Natural Product-Drug Interaction (NPDI) Clinical Decision Support

Our mission

This project seeks to provide a necessary bridge between electronic health records and healthcare providers in the clinical decision making process. Providing information to clinicians about natural product-drug interaction warnings based on known attributes of the medications involved and patient specific factors is our goal. In essence, we seek to get the right information, at the right time, through the right channel, and the right format to clinicians. The construction of meaningful NPDI algorithms will permit healthcare providers, organizations, and systems to provide useful decision support to reduce patient harm due to these natural product-drug interactions.

Objectives

Individualize natural product-drug interaction alerts to individual patient circumstances so that physicians, pharmacists, and other healthcare providers will receive contextualized alerts, leading to greater attention to alerts when the patient is at risk for harm due to a NPDI.

Provide a comprehensive assessment of the evidence for NPDIs and factors that affect the risk of harm from specific natural product and drug combinations.

The necessity for contextual NPDI warnings

NPDIs have the potential of posing a major risk to patient health, but are preventable because of proposed consequences found from in-vitro studies and case reports.

Over the past two decades, the increasing use of natural products including dietary supplements, vitamins, and botanicals alongside pharmaceutical medications has raised concerns about possible adverse events and decreased efficacy of pharmaceutical products.
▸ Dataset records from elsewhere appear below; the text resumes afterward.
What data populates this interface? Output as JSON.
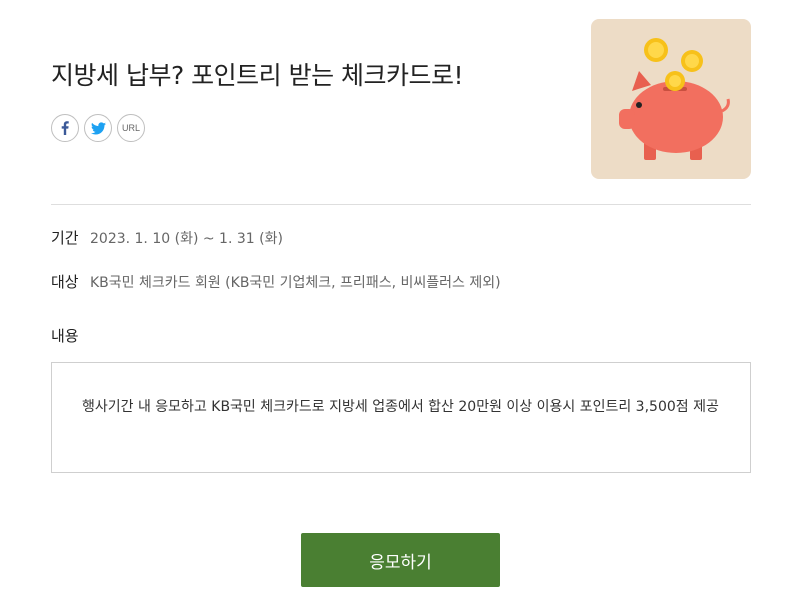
{
  "event": {
    "title": "지방세 납부? 포인트리 받는 체크카드로!",
    "period_label": "기간",
    "period_value": "2023. 1. 10 (화) ~ 1. 31 (화)",
    "target_label": "대상",
    "target_value": "KB국민 체크카드 회원 (KB국민 기업체크, 프리패스, 비씨플러스 제외)",
    "content_label": "내용",
    "content_text": "행사기간 내 응모하고 KB국민 체크카드로 지방세 업종에서 합산 20만원 이상 이용시 포인트리 3,500점 제공"
  },
  "share": {
    "facebook_icon": "facebook-icon",
    "twitter_icon": "twitter-icon",
    "url_label": "URL"
  },
  "thumbnail": {
    "icon": "piggy-bank-with-coins-icon",
    "background_color": "#eddcc6",
    "pig_color": "#f26f5f",
    "coin_color": "#f7c11a"
  },
  "apply_button": {
    "label": "응모하기",
    "color": "#4a7f32"
  }
}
In addition, older adults, who often take multiple medications and natural products simultaneously (up to 88% in the US), may face greater risks than the rest of the population. Generation of evidence-based CDS is important in order to mitigate adverse events resulting from NPDIs.

Need for greater specificity for warnings based on drug attributes

Advances in electronic health records are opening up new possibilities for alerts that account for dose, route of administration, duration of treatment, care setting.

Need to incorporate patient-level factors in decision making

Because patient data is being captured in real-time, algorithms can be constructed to query the most recent laboratory tests, physiological status, commodities, and other risk factors to assess the likelihood of harm at the time of prescribing.